Friday, January 24, 2003

MARBLE HILL, Mo. -- Citing significant shortfalls in the state budget, Missouri Division of Family Services officials announced last week that the Bollinger County Division of Family Services office will close within three months.

State Rep. Rod Jetton, R-Marble Hill, expressed disappointment over the announcement and invited residents to speak out on the matter.

"I received a call on Friday about noon telling me that they were going to shut down the DFS office here," Jetton said. "Is this the most effective way to save money? I don't think so."

The Bollinger County location is one of three DFS offices statewide set for closure, the other two being in Holt and Putnam counties.

DFS workers said they were told that the closures were announced for offices with 15 or fewer employees.
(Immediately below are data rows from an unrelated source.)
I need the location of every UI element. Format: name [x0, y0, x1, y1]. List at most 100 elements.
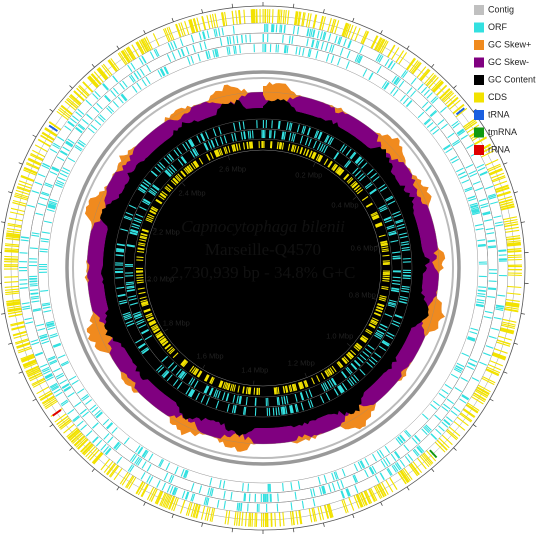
- scale-tick: [520, 221, 526, 223]
- scale-tick: [143, 30, 146, 35]
- scale-label: 2.4 Mbp: [178, 188, 205, 197]
- scale-label: 0.6 Mbp: [351, 244, 378, 253]
- ring-outline: [123, 128, 403, 408]
- legend-swatch: [474, 75, 484, 85]
- scale-tick: [69, 447, 73, 451]
- scale-tick: [431, 64, 435, 68]
- rna-mark: [52, 409, 62, 417]
- scale-label: 2.6 Mbp: [219, 165, 246, 174]
- scale-tick: [153, 227, 157, 230]
- ring-outline: [72, 77, 454, 459]
- ring-outline: [133, 138, 393, 398]
- scale-tick: [520, 313, 526, 315]
- scale-tick: [431, 468, 435, 472]
- scale-tick: [228, 156, 230, 161]
- scale-tick: [18, 371, 23, 374]
- scale-tick: [453, 85, 457, 89]
- scale-tick: [69, 85, 73, 89]
- scale-tick: [503, 371, 508, 374]
- legend-label: GC Skew+: [488, 39, 531, 49]
- legend-label: ORF: [488, 22, 508, 32]
- feature-track: [135, 140, 391, 395]
- scale-tick: [143, 501, 146, 506]
- scale-tick: [8, 191, 13, 194]
- scale-label: 1.0 Mbp: [326, 332, 353, 341]
- legend-swatch: [474, 57, 484, 68]
- scale-tick: [352, 17, 355, 22]
- plot-track: [103, 108, 423, 428]
- ring-outline: [47, 52, 479, 484]
- scale-tick: [371, 297, 376, 300]
- genome-summary: 2,730,939 bp - 34.8% G+C: [171, 263, 356, 282]
- scale-tick: [312, 163, 316, 167]
- legend-label: GC Content: [488, 74, 536, 84]
- scale-label: 1.2 Mbp: [288, 359, 315, 368]
- legend-swatch: [474, 145, 484, 155]
- scale-tick: [380, 501, 383, 506]
- scale-tick: [171, 514, 174, 519]
- legend-swatch: [474, 127, 484, 138]
- scale-tick: [489, 398, 494, 402]
- ring-outline: [113, 118, 413, 418]
- scale-tick: [32, 134, 37, 138]
- feature-track: [18, 23, 507, 513]
- legend-label: Contig: [488, 4, 514, 14]
- scale-tick: [182, 183, 186, 187]
- rings: [0, 2, 529, 534]
- legend-swatch: [474, 92, 484, 103]
- feature-track: [3, 8, 523, 528]
- legend-swatch: [474, 110, 484, 120]
- scale-tick: [453, 447, 457, 451]
- legend-label: GC Skew-: [488, 57, 529, 67]
- ring-outline: [17, 22, 509, 514]
- scale-tick: [352, 196, 357, 200]
- scale-tick: [513, 342, 518, 345]
- scale-tick: [201, 9, 203, 14]
- scale-tick: [323, 9, 325, 14]
- ring-outline: [27, 32, 499, 504]
- scale-tick: [116, 486, 120, 491]
- scale-label: 2.0 Mbp: [147, 274, 174, 283]
- scale-label: 0.8 Mbp: [349, 290, 376, 299]
- scale-tick: [0, 313, 6, 315]
- feature-track: [114, 119, 412, 416]
- scale-tick: [472, 424, 477, 428]
- scale-tick: [201, 522, 203, 527]
- rna-mark: [48, 124, 58, 132]
- ring-outline: [65, 70, 461, 466]
- scale-tick: [373, 245, 378, 247]
- scale-tick: [171, 17, 174, 22]
- scale-tick: [352, 514, 355, 519]
- scale-tick: [503, 162, 508, 165]
- legend-swatch: [474, 5, 484, 15]
- legend-label: tmRNA: [488, 127, 517, 137]
- scale-tick: [49, 108, 54, 112]
- scale-tick: [32, 398, 37, 402]
- ring-outline: [86, 91, 440, 445]
- organism-name: Capnocytophaga bilenii: [181, 217, 345, 236]
- strain-name: Marseille-Q4570: [205, 240, 321, 259]
- feature-track: [124, 129, 402, 407]
- ring-outline: [37, 42, 489, 494]
- scale-tick: [0, 221, 6, 223]
- scale-tick: [304, 372, 307, 377]
- ring-outline: [144, 149, 382, 387]
- scale-tick: [49, 424, 54, 428]
- feature-track: [28, 33, 498, 503]
- legend-label: tRNA: [488, 109, 510, 119]
- scale-tick: [202, 364, 206, 369]
- scale-tick: [513, 191, 518, 194]
- legend-label: CDS: [488, 92, 507, 102]
- scale-tick: [116, 45, 120, 50]
- scale-tick: [91, 64, 95, 68]
- scale-tick: [164, 328, 169, 332]
- scale-tick: [18, 162, 23, 165]
- feature-track: [38, 43, 488, 492]
- scale-tick: [8, 342, 13, 345]
- scale-label: 1.8 Mbp: [163, 319, 190, 328]
- legend-swatch: [474, 22, 484, 33]
- scale-tick: [406, 486, 410, 491]
- scale-label: 2.2 Mbp: [153, 228, 180, 237]
- scale-tick: [380, 30, 383, 35]
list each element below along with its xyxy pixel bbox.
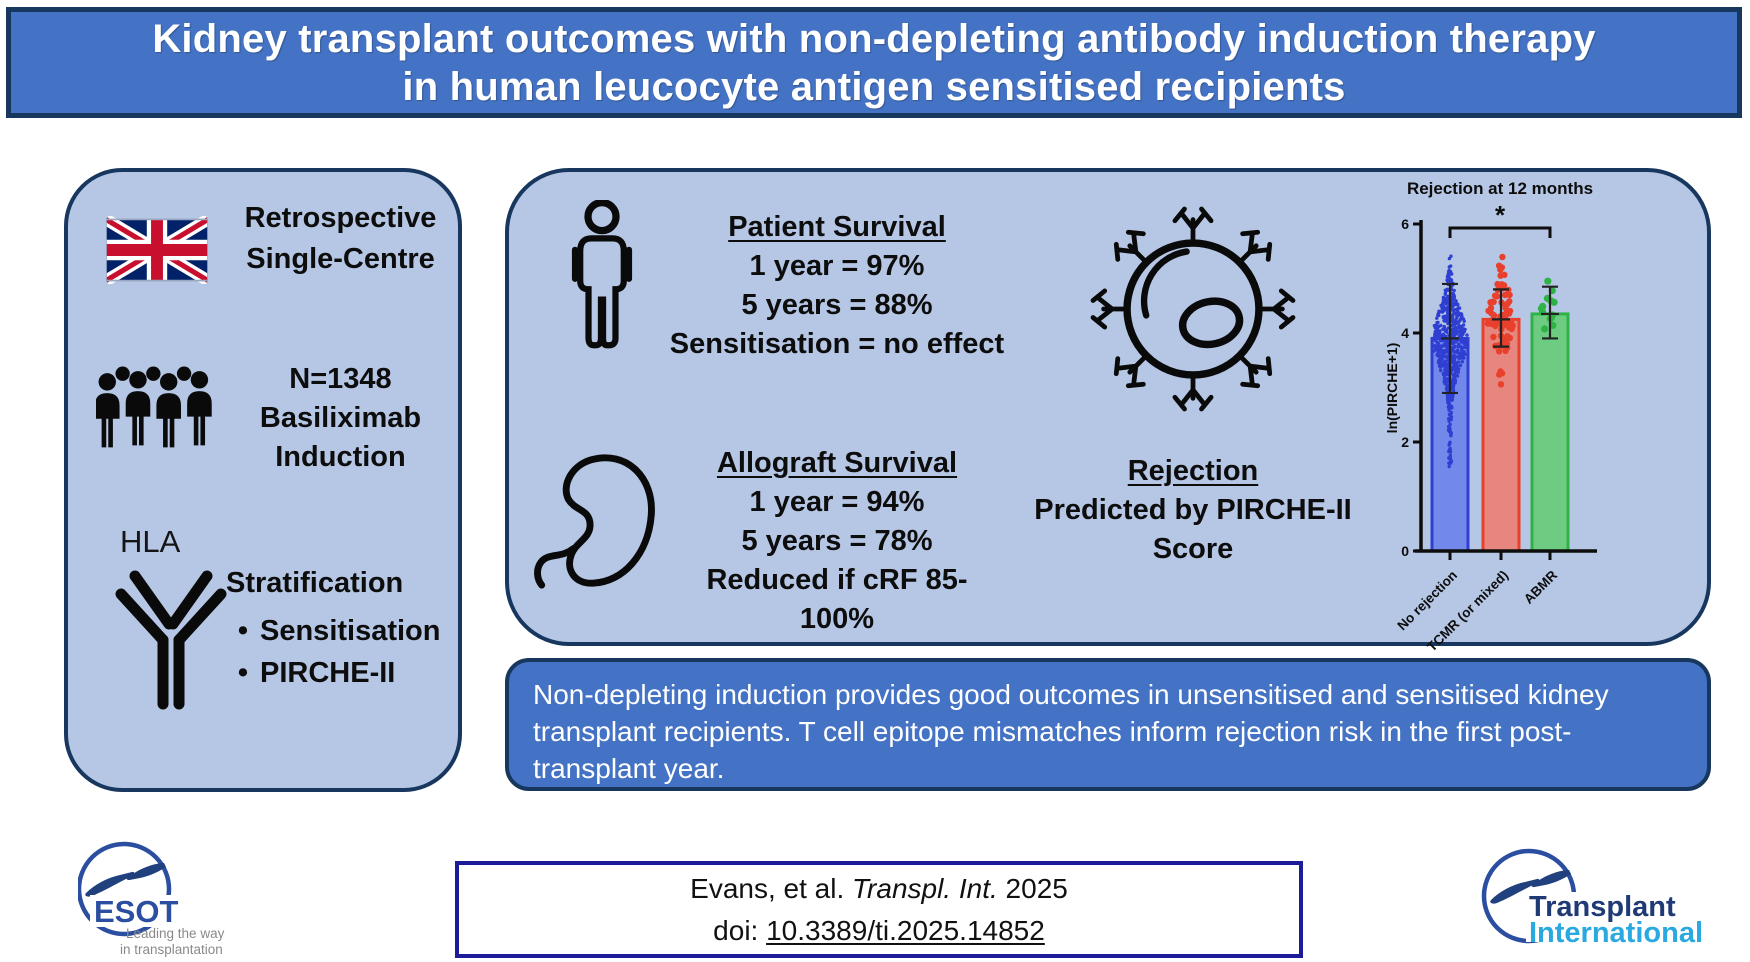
- bullet-icon: •: [237, 615, 249, 647]
- stratification-heading: Stratification: [226, 567, 404, 599]
- study-design-panel: Retrospective Single-Centre N=1348: [64, 168, 462, 792]
- bullet-icon: •: [237, 657, 249, 689]
- svg-text:ln(PIRCHE+1): ln(PIRCHE+1): [1387, 343, 1400, 434]
- stratification-bullet-1: Sensitisation: [260, 615, 441, 647]
- results-panel: Patient Survival 1 year = 97% 5 years = …: [505, 168, 1711, 650]
- hla-label: HLA: [120, 524, 181, 559]
- patient-survival-1yr: 1 year = 97%: [749, 250, 925, 282]
- esot-logo: ESOT Leading the way in transplantation: [78, 841, 225, 957]
- citation-reference: Evans, et al. Transpl. Int. 2025: [690, 868, 1068, 910]
- hla-antibody-icon: [115, 570, 227, 710]
- patient-survival-heading: Patient Survival: [728, 211, 946, 243]
- ti-wordmark-line1: Transplant: [1529, 891, 1676, 923]
- svg-text:ABMR: ABMR: [1521, 567, 1560, 606]
- esot-wordmark: ESOT: [94, 894, 178, 929]
- page-title-line2: in human leucocyte antigen sensitised re…: [402, 64, 1346, 109]
- allograft-survival-crf: Reduced if cRF 85-100%: [706, 564, 968, 635]
- allograft-survival-heading: Allograft Survival: [716, 447, 958, 479]
- hands-icon: [85, 863, 166, 897]
- page-title-line1: Kidney transplant outcomes with non-depl…: [152, 16, 1596, 61]
- esot-tagline-line2: in transplantation: [120, 942, 223, 957]
- rejection-line1: Predicted by PIRCHE-II: [1034, 494, 1352, 526]
- svg-text:2: 2: [1401, 434, 1409, 450]
- citation-box: Evans, et al. Transpl. Int. 2025 doi: 10…: [455, 861, 1303, 958]
- title-banner: Kidney transplant outcomes with non-depl…: [6, 7, 1742, 118]
- citation-journal: Transpl. Int.: [852, 872, 998, 904]
- allograft-survival-1yr: 1 year = 94%: [749, 486, 925, 518]
- summary-line3: transplant year.: [533, 753, 725, 784]
- citation-authors: Evans, et al.: [690, 872, 853, 904]
- stratification-bullet-2: PIRCHE-II: [260, 657, 396, 689]
- people-group-icon: [96, 366, 212, 448]
- person-icon: [571, 200, 633, 349]
- hands-icon: [1490, 870, 1571, 904]
- esot-tagline-line1: Leading the way: [126, 926, 225, 941]
- rejection-heading: Rejection: [1127, 455, 1259, 487]
- cohort-n: N=1348: [289, 363, 392, 395]
- summary-banner: Non-depleting induction provides good ou…: [505, 658, 1711, 791]
- summary-line2: transplant recipients. T cell epitope mi…: [533, 716, 1572, 747]
- svg-text:4: 4: [1401, 325, 1409, 341]
- doi-link[interactable]: 10.3389/ti.2025.14852: [766, 914, 1045, 946]
- study-type-line2: Single-Centre: [246, 243, 435, 275]
- transplant-international-logo: Transplant International: [1481, 848, 1705, 949]
- svg-text:*: *: [1495, 200, 1506, 230]
- svg-text:0: 0: [1401, 543, 1409, 559]
- allograft-survival-5yr: 5 years = 78%: [741, 525, 933, 557]
- uk-flag-icon: [106, 216, 208, 284]
- svg-text:6: 6: [1401, 216, 1409, 232]
- summary-line1: Non-depleting induction provides good ou…: [533, 679, 1609, 710]
- doi-label: doi:: [713, 914, 767, 946]
- citation-year: 2025: [997, 872, 1068, 904]
- rejection-line2: Score: [1152, 533, 1234, 565]
- rejection-bar-chart: Rejection at 12 months0246ln(PIRCHE+1)No…: [1387, 179, 1597, 650]
- kidney-icon: [534, 454, 655, 589]
- patient-survival-sensitisation: Sensitisation = no effect: [669, 328, 1005, 360]
- cell-antibody-icon: [1090, 206, 1296, 412]
- cohort-drug: Basiliximab: [259, 402, 422, 434]
- citation-doi-line: doi: 10.3389/ti.2025.14852: [713, 910, 1045, 952]
- study-type-line1: Retrospective: [244, 202, 437, 234]
- cohort-induction: Induction: [275, 441, 406, 473]
- ti-wordmark-line2: International: [1529, 917, 1703, 949]
- patient-survival-5yr: 5 years = 88%: [741, 289, 933, 321]
- esot-circle-icon: [78, 841, 172, 937]
- svg-text:Rejection at 12 months: Rejection at 12 months: [1407, 179, 1593, 198]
The lease on the DFS office here, which is $24,000 a year, is also coming due, which was cited as another reason for its closure.

Jetton said the closure of the office, located across from Pellegrino Park in Marble Hill, is a good example of government bureaucracy seeking cuts in the wrong places.

"You see a lot of waste in Jefferson City and then you see cuts like this," he said.

The office employs 12 people and handles such services as food stamps and Medicaid. Each of the office's five caseworkers serves around 325 families, which translates into close to 2,000 people, many of them elderly and children.

Debbie Masters, a caseworker at the local DFS, said the closure will negatively affect the office's clientele.

"If the people here can't come to a DFS office in their own county, that will be hard on them," she said.

Masters noted that the Bollinger County DFS employees will be transferred to area counties.

"So we will all have jobs, but our people here won't have a local place to come to," she said.

Jetton said he understood that a state law exists requiring each county to have a DFS office.

On Tuesday, the Bollinger County Commission drafted a letter to Gov. Bob Holden asking that cuts be made in larger DFS offices statewide, thus allowing the local office to remain open.